Quelle que soit la raison présidant à la mise en place de ces différentes procédures de fast-track, des enjeux communs émergent quant à leur mise en œuvre. En effet, ces procédures promeuvent intrinsèquement la réduction du temps parlementaire au profit du pouvoir exécutif. Dès lors, leur usage doit être judicieusement encadré afin d’en permettre le recours exclusivement dans les cas d’espèce le justifiant. L’analyse des expériences exposées supra peut donner des indications quant à l’arbitrage à opérer entre les différents intérêts en cause.

 

II. Les enjeux du fast-track :
un arbitrage entre besoins concrets et standards démocratiques

 

Si les procédures de fast-track existent de longue date, elles n’en ont pas moins suscité des critiques qui ont persisté à travers le temps. De par leur dérogation à la procédure législative ordinaire, elles présentent un danger particulier pour le fonctionnement de nos régimes en bousculant notre séparation des pouvoirs (A). C’est pourquoi le recours à de tels procédés ne peut se faire que sous certaines conditions et au travers d’un choix démocratique affirmé en faveur de leur utilisation (B).

 

A. Fast-track et démocratie : des concepts difficiles à concilier

 

Les procédures de fast-track posent différents problèmes quant à notre conception de la démocratie qui exige une séparation des pouvoirs équilibrée et réserve une place particulière à l’activité du Parlement, organe de la représentation par excellence.

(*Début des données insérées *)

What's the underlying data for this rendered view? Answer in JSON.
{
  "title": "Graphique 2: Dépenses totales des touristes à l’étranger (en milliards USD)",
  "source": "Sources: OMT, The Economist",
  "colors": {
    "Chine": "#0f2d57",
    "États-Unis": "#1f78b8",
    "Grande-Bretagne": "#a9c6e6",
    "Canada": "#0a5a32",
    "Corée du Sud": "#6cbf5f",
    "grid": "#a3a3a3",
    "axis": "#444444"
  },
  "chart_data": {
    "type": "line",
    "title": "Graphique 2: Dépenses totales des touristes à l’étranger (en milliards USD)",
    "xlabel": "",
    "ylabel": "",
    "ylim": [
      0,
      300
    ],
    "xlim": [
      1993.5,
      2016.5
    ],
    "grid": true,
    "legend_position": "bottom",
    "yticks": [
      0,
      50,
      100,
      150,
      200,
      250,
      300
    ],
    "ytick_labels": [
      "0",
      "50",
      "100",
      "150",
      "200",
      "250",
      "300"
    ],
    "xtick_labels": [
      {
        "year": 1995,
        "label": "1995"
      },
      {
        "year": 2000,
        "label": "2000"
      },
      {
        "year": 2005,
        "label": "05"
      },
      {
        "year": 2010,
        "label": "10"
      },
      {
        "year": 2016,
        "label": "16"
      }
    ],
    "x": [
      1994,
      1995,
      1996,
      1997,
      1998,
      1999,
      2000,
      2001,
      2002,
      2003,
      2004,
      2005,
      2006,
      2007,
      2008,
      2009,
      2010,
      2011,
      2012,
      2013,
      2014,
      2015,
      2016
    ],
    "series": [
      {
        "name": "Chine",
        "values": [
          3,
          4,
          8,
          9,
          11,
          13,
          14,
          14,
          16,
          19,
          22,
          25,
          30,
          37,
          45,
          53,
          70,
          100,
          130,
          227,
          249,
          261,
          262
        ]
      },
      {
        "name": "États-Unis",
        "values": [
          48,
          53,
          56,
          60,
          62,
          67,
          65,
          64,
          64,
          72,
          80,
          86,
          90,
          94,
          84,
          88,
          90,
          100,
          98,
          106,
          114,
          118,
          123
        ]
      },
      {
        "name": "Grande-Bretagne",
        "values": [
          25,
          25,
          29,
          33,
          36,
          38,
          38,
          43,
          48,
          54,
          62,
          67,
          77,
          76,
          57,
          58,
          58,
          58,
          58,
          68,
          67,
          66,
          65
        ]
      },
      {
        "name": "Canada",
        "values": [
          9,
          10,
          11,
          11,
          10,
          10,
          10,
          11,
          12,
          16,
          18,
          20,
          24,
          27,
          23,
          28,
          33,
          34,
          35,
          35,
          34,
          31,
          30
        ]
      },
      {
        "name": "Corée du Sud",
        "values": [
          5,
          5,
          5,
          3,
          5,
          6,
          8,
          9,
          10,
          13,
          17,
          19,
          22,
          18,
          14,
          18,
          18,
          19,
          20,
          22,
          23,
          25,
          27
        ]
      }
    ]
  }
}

Deux principales catégories de difficultés sont causées par l’affaiblissement, même partiel, de l’action parlementaire : la mauvaise confection de la loi (1) et l’accroissement corrélatif du pouvoir de l’Exécutif (2).

 

1. Fast-track et qualité de la loi

 

46. La qualité des normes législatives est une préoccupation majeure de nos systèmes démocratiques en raison de l’importance de la loi. En témoigne, en France, outre les diverses publications journalistiques et déclarations politiques, l’existence de rapports produits par les institutions portant sur le sujet, tels que le dossier du Sénat de 2007 sur la qualité de la loi[71]. La critique de la législation porte souvent, voire toujours, sur le caractère trop intensif de la production législative[72]. Dès lors, la réflexion à la création d’un système de fast-track peut sembler illogique, puisqu’il s’agit par là de produire de la loi plus vite et que la rapidité peut être associée à un travail superficiel, et donc à une qualité moindre du résultat.

47. Cette préoccupation est réelle et partagée par les États étrangers ayant instauré ces procédures. Le rapport de la Chambre des Lords britannique concernant leur fast-track « général » est édifiant à ce propos[73]. La qualité de la loi fait partie de la dizaine de problèmes relatifs aux fast-tracks qui y sont identifiés. Le rapport dénonce en effet le manque de temps de réflexion, la pression exercée sur les collaborateurs parlementaires, ainsi que l’impossibilité de consulter toutes les parties prenantes comme autant d’éléments nuisant à la qualité de la loi[74].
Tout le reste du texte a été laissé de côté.